Un corps retrouvé dans un silo agricole à quinze kilomètres de Fleurance. Une fillette de 11 ans disparue depuis sept jours. Un suspect qui avait fait l’objet de deux plaintes pour viol sur mineures — classées, ignorées, enterrées. Et une question que personne ne veut vraiment poser : qui va payer pour ça ?
Ce que la justice savait
Jérôme Barella, 41 ans, père de famille, connaissait Lyhanna. Sa fille était son amie. Les parents de la fillette avaient pourtant fini par couper les ponts avec lui, après ce qu’ils décrivaient comme un « comportement inapproprié ».

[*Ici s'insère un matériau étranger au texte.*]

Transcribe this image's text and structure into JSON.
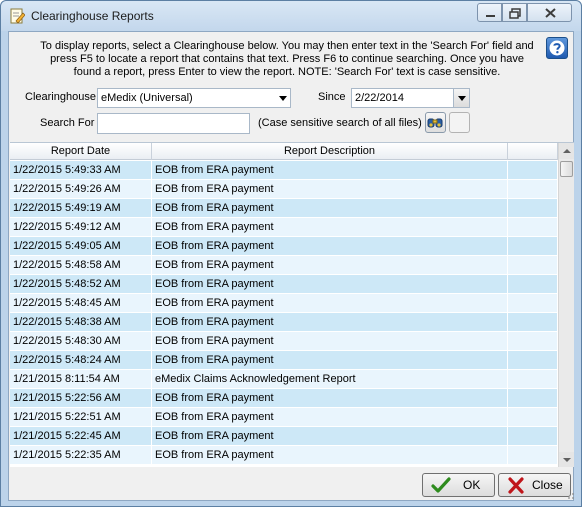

Ils n’étaient pas les seuls à avoir des raisons de s’inquiéter. En 2022, une plainte avait été déposée contre lui au commissariat de Béthune pour viol sur mineure de moins de 15 ans, pour des faits remontant à 2020. Classée sans suite. En août 2025 — soit dix mois avant la disparition de Lyhanna — une mère dépose une nouvelle plainte pour des viols commis sur sa fille de 10 ans entre septembre 2024 et mai 2025. Neuf mois plus tard, au moment où Lyhanna montait dans sa voiture : le suspect n’avait toujours pas été entendu. Aucun témoin n’avait été auditionné. Rien.
Une troisième plainte a été déposée le mercredi 3 juin, soit le jour même où les gendarmes interpellaient un suspect dans une autre affaire, pendant que 170 militaires quadrillaient la campagne gersoise à la recherche d’une enfant.
Le septième jour, les gendarmes ont trouvé le corps dans un espace dissimulé d’une exploitation agricole à Puycasquier. Vêtu des mêmes habits que ceux que portait Lyhanna le vendredi de sa disparition. Le procureur a confirmé que l’autopsie devrait identifier formellement la victime et déterminer les causes de la mort — ainsi que d’éventuelles violences sexuelles.
Jérôme Barella, mis en examen pour enlèvement et séquestration, a gardé un silence total devant le juge d’instruction. Il n’a répondu à aucune question.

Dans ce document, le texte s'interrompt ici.